No environment variable 'TV_STEP_SHOW' found. Set to '50'.
No environment variable 'TV_STEP_EVAL' found. Set to '250'.
No environment variable 'TV_STEP_WRITE' found. Set to '1000'.
No environment variable 'TV_MAX_KEEP' found. Set to '10'.
No environment variable 'TV_STEP_STR' found. Set to 'Step {step}/{total_steps}: loss = {loss_value:.2f}; lr = {lr_value:.2e}; {sec_per_batch:.3f} sec (per Batch); {examples_per_sec:.1f} imgs/sec'.
预定义flags
- ‘name’ : None
- ‘project’ : None
- ‘save’ : Ture, ‘是否保存the run, 输出保存在文件夹 TV_DIR_RUNS/debug’
- ‘hypes’ : ‘hypes/kittiBox.json’ ‘存储模型参数’
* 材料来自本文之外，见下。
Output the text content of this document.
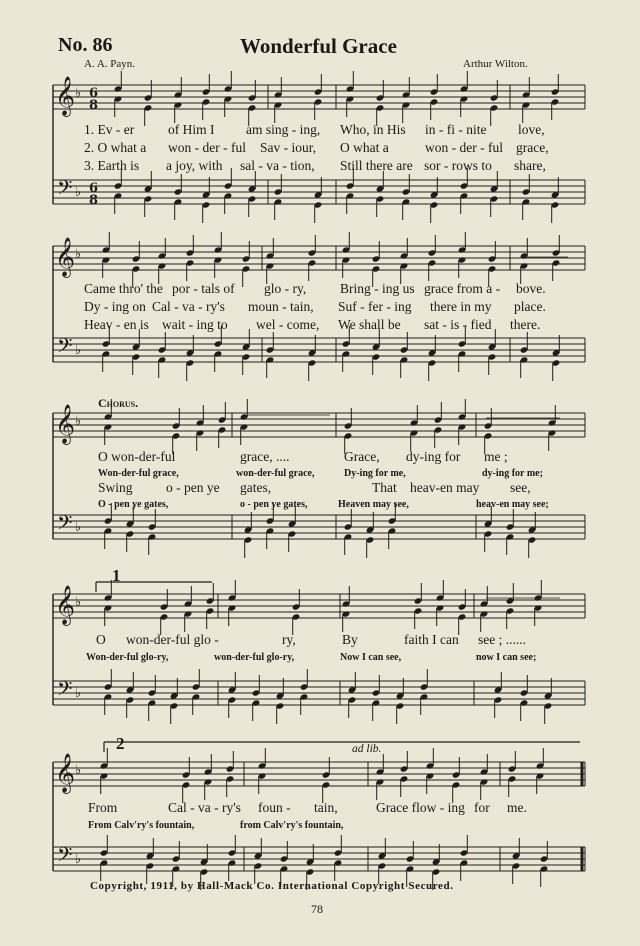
No. 86	Wonderful Grace
A. A. Payn.	Arthur Wilton.
𝄞
𝄢
♭
♭
6
8
6
8
𝄞
𝄢
♭
♭
𝄞
𝄢
♭
♭
𝄞
𝄢
♭
♭
𝄞
𝄢
♭
♭
1. Ev - er	of Him I am sing - ing, Who, in His in - fi - nite love,
2. O what a won - der - ful Sav - iour, O what a	won - der - ful grace,
3. Earth is a joy, with sal - va - tion, Still there are sor - rows to share,
Came thro' the por - tals of glo - ry,	Bring - ing us grace from a - bove.
Dy - ing on Cal - va - ry's moun - tain, Suf - fer - ing there in my place.
Heav - en is wait - ing to wel - come, We shall be sat - is - fied there.
Chorus.
O won-der-ful	grace, ....	Grace, dy-ing for me ;
Won-der-ful grace,	won-der-ful grace,	Dy-ing for me,	dy-ing for me;
Swing o - pen ye gates,	That heav-en may see,
O - pen ye gates,	o - pen ye gates,	Heaven may see,	heav-en may see;
1
O won-der-ful glo -	ry,	By	faith I can see ; ......
Won-der-ful glo-ry,	won-der-ful glo-ry,	Now I can see,	now I can see;
2	ad lib.
From	Cal - va - ry's foun - tain,	Grace flow - ing for me.
From Calv'ry's fountain,	from Calv'ry's fountain,
Copyright, 1911, by Hall-Mack Co. International Copyright Secured.
78
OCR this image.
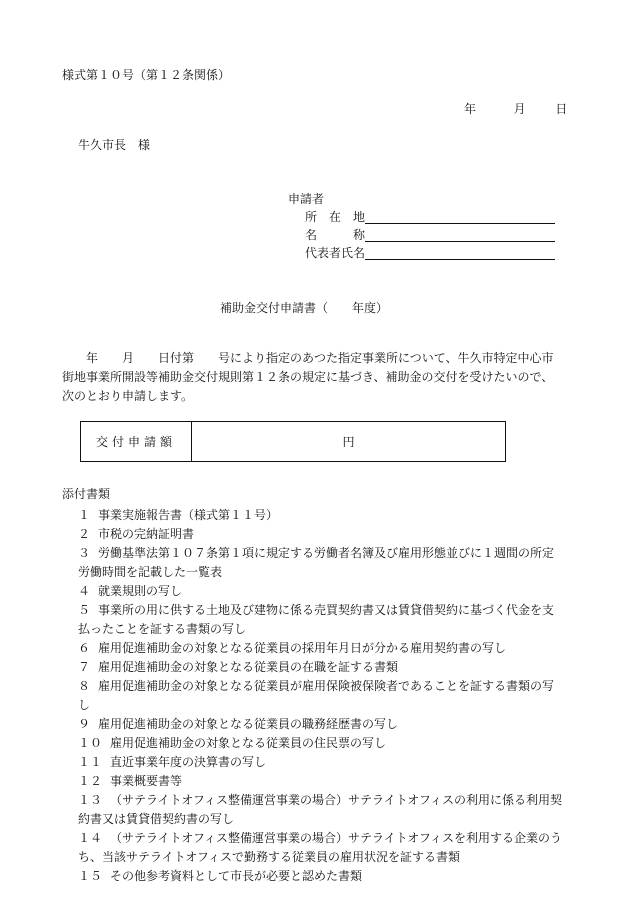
様式第１０号（第１２条関係）
年	月 日
牛久市長　様
申請者
所　在　地
名　　　称
代表者氏名
補助金交付申請書（　　年度）
　　年　　月　　日付第　　号により指定のあつた指定事業所について、牛久市特定中心市街地事業所開設等補助金交付規則第１２条の規定に基づき、補助金の交付を受けたいので、次のとおり申請します。
交付申請額	円
添付書類
１ 事業実施報告書（様式第１１号）
２ 市税の完納証明書
３ 労働基準法第１０７条第１項に規定する労働者名簿及び雇用形態並びに１週間の所定労働時間を記載した一覧表
４ 就業規則の写し
５ 事業所の用に供する土地及び建物に係る売買契約書又は賃貸借契約に基づく代金を支払ったことを証する書類の写し
６ 雇用促進補助金の対象となる従業員の採用年月日が分かる雇用契約書の写し
７ 雇用促進補助金の対象となる従業員の在職を証する書類
８ 雇用促進補助金の対象となる従業員が雇用保険被保険者であることを証する書類の写し
９ 雇用促進補助金の対象となる従業員の職務経歴書の写し
１０ 雇用促進補助金の対象となる従業員の住民票の写し
１１ 直近事業年度の決算書の写し
１２ 事業概要書等
１３ （サテライトオフィス整備運営事業の場合）サテライトオフィスの利用に係る利用契約書又は賃貸借契約書の写し
１４ （サテライトオフィス整備運営事業の場合）サテライトオフィスを利用する企業のうち、当該サテライトオフィスで勤務する従業員の雇用状況を証する書類
１５ その他参考資料として市長が必要と認めた書類
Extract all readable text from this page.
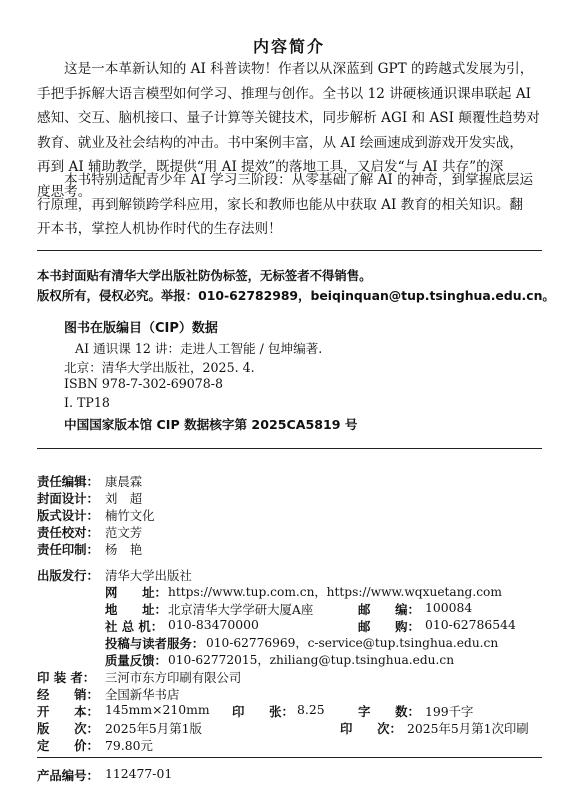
内容简介
这是一本革新认知的 AI 科普读物！作者以从深蓝到 GPT 的跨越式发展为引，
手把手拆解大语言模型如何学习、推理与创作。全书以 12 讲硬核通识课串联起 AI
感知、交互、脑机接口、量子计算等关键技术，同步解析 AGI 和 ASI 颠覆性趋势对
教育、就业及社会结构的冲击。书中案例丰富，从 AI 绘画速成到游戏开发实战，
再到 AI 辅助教学，既提供“用 AI 提效”的落地工具，又启发“与 AI 共存”的深
度思考。
本书特别适配青少年 AI 学习三阶段：从零基础了解 AI 的神奇，到掌握底层运
行原理，再到解锁跨学科应用，家长和教师也能从中获取 AI 教育的相关知识。翻
开本书，掌控人机协作时代的生存法则！
本书封面贴有清华大学出版社防伪标签，无标签者不得销售。
版权所有，侵权必究。举报：010-62782989，beiqinquan@tup.tsinghua.edu.cn。
图书在版编目（CIP）数据
AI 通识课 12 讲：走进人工智能 / 包坤编著.
北京：清华大学出版社，2025. 4.
ISBN 978-7-302-69078-8
Ⅰ. TP18
中国国家版本馆 CIP 数据核字第 2025CA5819 号
责任编辑： 康晨霖
封面设计： 刘　超
版式设计： 楠竹文化
责任校对： 范文芳
责任印制： 杨　艳
出版发行： 清华大学出版社
网　　址： https://www.tup.com.cn，https://www.wqxuetang.com
地　　址： 北京清华大学学研大厦A座	邮　　编： 100084
社 总 机： 010-83470000	邮　　购： 010-62786544
投稿与读者服务： 010-62776969，c-service@tup.tsinghua.edu.cn
质量反馈： 010-62772015，zhiliang@tup.tsinghua.edu.cn
印 装 者： 三河市东方印刷有限公司
经　　销： 全国新华书店
开　　本： 145mm×210mm 印　　张： 8.25	字　　数： 199千字
版　　次： 2025年5月第1版	印　　次： 2025年5月第1次印刷
定　　价： 79.80元
产品编号： 112477-01
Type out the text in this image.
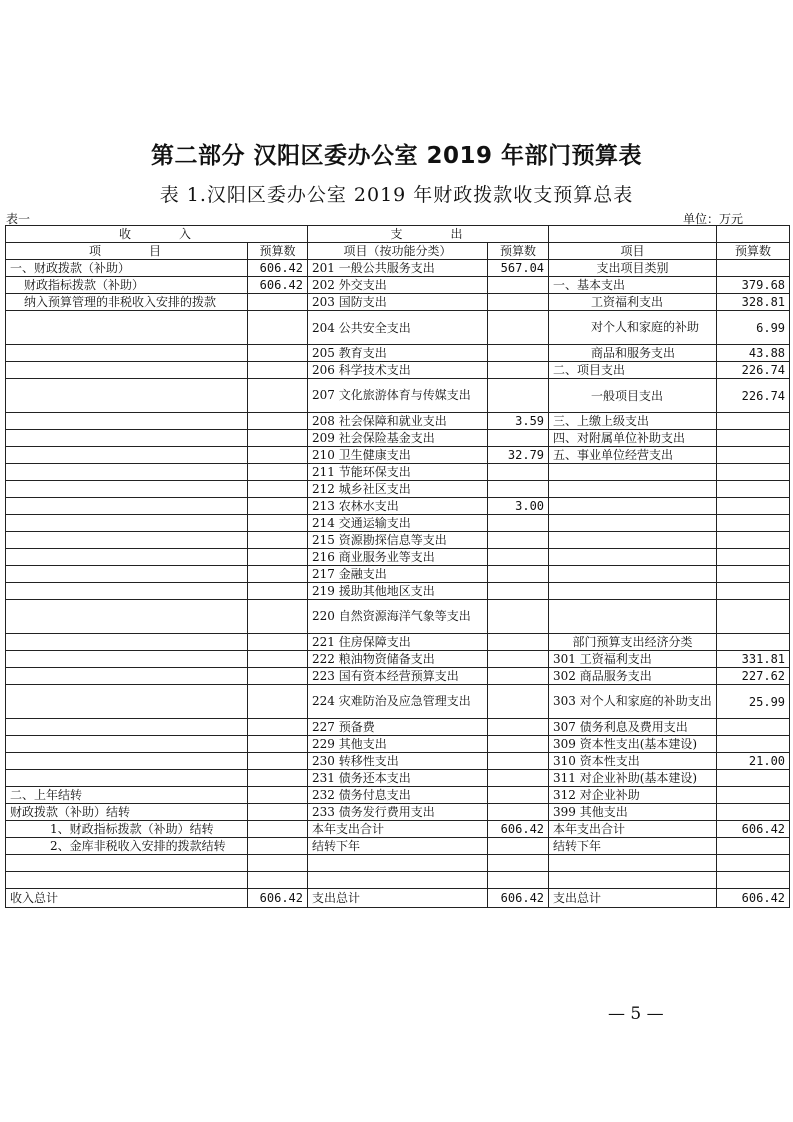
第二部分 汉阳区委办公室 2019 年部门预算表
表 1.汉阳区委办公室 2019 年财政拨款收支预算总表
表一	单位：万元
收　　　入		支　　　出			
项　　　目	预算数	项目（按功能分类）	预算数	项目	预算数
一、财政拨款（补助）	606.42	201 一般公共服务支出	567.04	支出项目类别	
财政指标拨款（补助）	606.42	202 外交支出		一、基本支出	379.68
纳入预算管理的非税收入安排的拨款		203 国防支出		工资福利支出	328.81
		204 公共安全支出		对个人和家庭的补助	6.99
		205 教育支出		商品和服务支出	43.88
		206 科学技术支出		二、项目支出	226.74
		207 文化旅游体育与传媒支出		一般项目支出	226.74
		208 社会保障和就业支出	3.59	三、上缴上级支出	
		209 社会保险基金支出		四、对附属单位补助支出	
		210 卫生健康支出	32.79	五、事业单位经营支出	
		211 节能环保支出			
		212 城乡社区支出			
		213 农林水支出	3.00		
		214 交通运输支出			
		215 资源勘探信息等支出			
		216 商业服务业等支出			
		217 金融支出			
		219 援助其他地区支出			
		220 自然资源海洋气象等支出			
		221 住房保障支出		部门预算支出经济分类	
		222 粮油物资储备支出		301 工资福利支出	331.81
		223 国有资本经营预算支出		302 商品服务支出	227.62
		224 灾难防治及应急管理支出		303 对个人和家庭的补助支出	25.99
		227 预备费		307 债务利息及费用支出	
		229 其他支出		309 资本性支出(基本建设)	
		230 转移性支出		310 资本性支出	21.00
		231 债务还本支出		311 对企业补助(基本建设)	
二、上年结转		232 债务付息支出		312 对企业补助	
财政拨款（补助）结转		233 债务发行费用支出		399 其他支出	
1、财政指标拨款（补助）结转		本年支出合计	606.42	本年支出合计	606.42
2、金库非税收入安排的拨款结转		结转下年		结转下年	

收入总计	606.42	支出总计	606.42	支出总计	606.42
— 5 —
导入KittiBox.json, 添加 ‘dirs’ 属性
hypes = json.load(f)
...
utils.set_dirs(hypes, tf.app.flags.FLAGS.hypes)#创建三个路径
...
train.initialize_training_folder(hypes)#在路径为RUNS/kittiBox../model_files下面添加文件,创建一个image文件夹和一个输出日志文件
"dirs": {
"base_path": "/home/keysen/lingck/KittiBox/hypes",
"data_dir": "/home/keysen/lingck/KittiBox/hypes/../DATA",
"files_dir": "model_files",
"image_dir": "/home/keysen/lingck/KittiBox/hypes/../RUNS/kittiBox_2017_05_12_16.53/images",
"output_dir": "/home/keysen/lingck/KittiBox/hypes/../RUNS/kittiBox_2017_05_12_16.53"
}
输出文件保存
- RUNS/KittiBox_date_/images :
- RUNS/KittiBox_date_/model_files :
- architecure.py
- data_input.py
- eval.py
- hypes.py
- objective.py
- solver.py
- RUNS/KittiBox_date_/output.log
Do Training
加载models_files中的文件,返回各文件句柄
modules = utils.load_modules_from_hypes(hypes) #加载几个训练相关的PY文件
modules
- [‘input’] : ../inputs/Kitti_input.py
- [‘arch’] : ../encoder/vgg.py
- [‘objective’] : ../decoder/fastBox.py
- [‘solver’] : ../optimizer/generic_optimizer.py
- [‘eval’] : ../evals/kitti_eval.py
队列queue
属性
types : tf.float32
grid_size : 39*12
shapes = (
# image
[384,1248,3],
# labels
[12,39],# confidences
[12,39,4],# boxes
[12,39]$ mask
)
容量capacity : 30
创建队列
queue = tf.FIFOQueue(capacity=capacity, dtypes=dtypes, shapes=shapes) #创建一个队列,队列长度为30,每个位置的shape是“shapes”
基于model_files创建tf流图
tv_graph = core.build_training_graph(hypes, queue, modules)
STEPS_1 input_image 的预变换
操作:从队列中取hypes[‘batch_size’]个成员,并对每个成员中的image元素进行了亮度和对比度的调整,返回image,labels(confidences, boxes, mask)对象
image, confidences, boxes, mask = q.dequeue_many(hypes['batch_size']) #从队列中移出5个元素batch_size=5
image = tf.image.random_brightness(image, max_delta=30) ##随机亮度变换
image = tf.image.random_contrast(image, lower=0.75, upper=1.25) #随机对比度变换
STEPS_2 build encoder-VGGNet
操作:构建完整的VGG16Net,用已训练的VGGNet模型为框架
logits = encoder.inference(hypes, image, train=True) #构架网络
...
vgg_fcn = fcn8_vgg.FCN8VGG(vgg16_npy_path=vgg16_npy_path)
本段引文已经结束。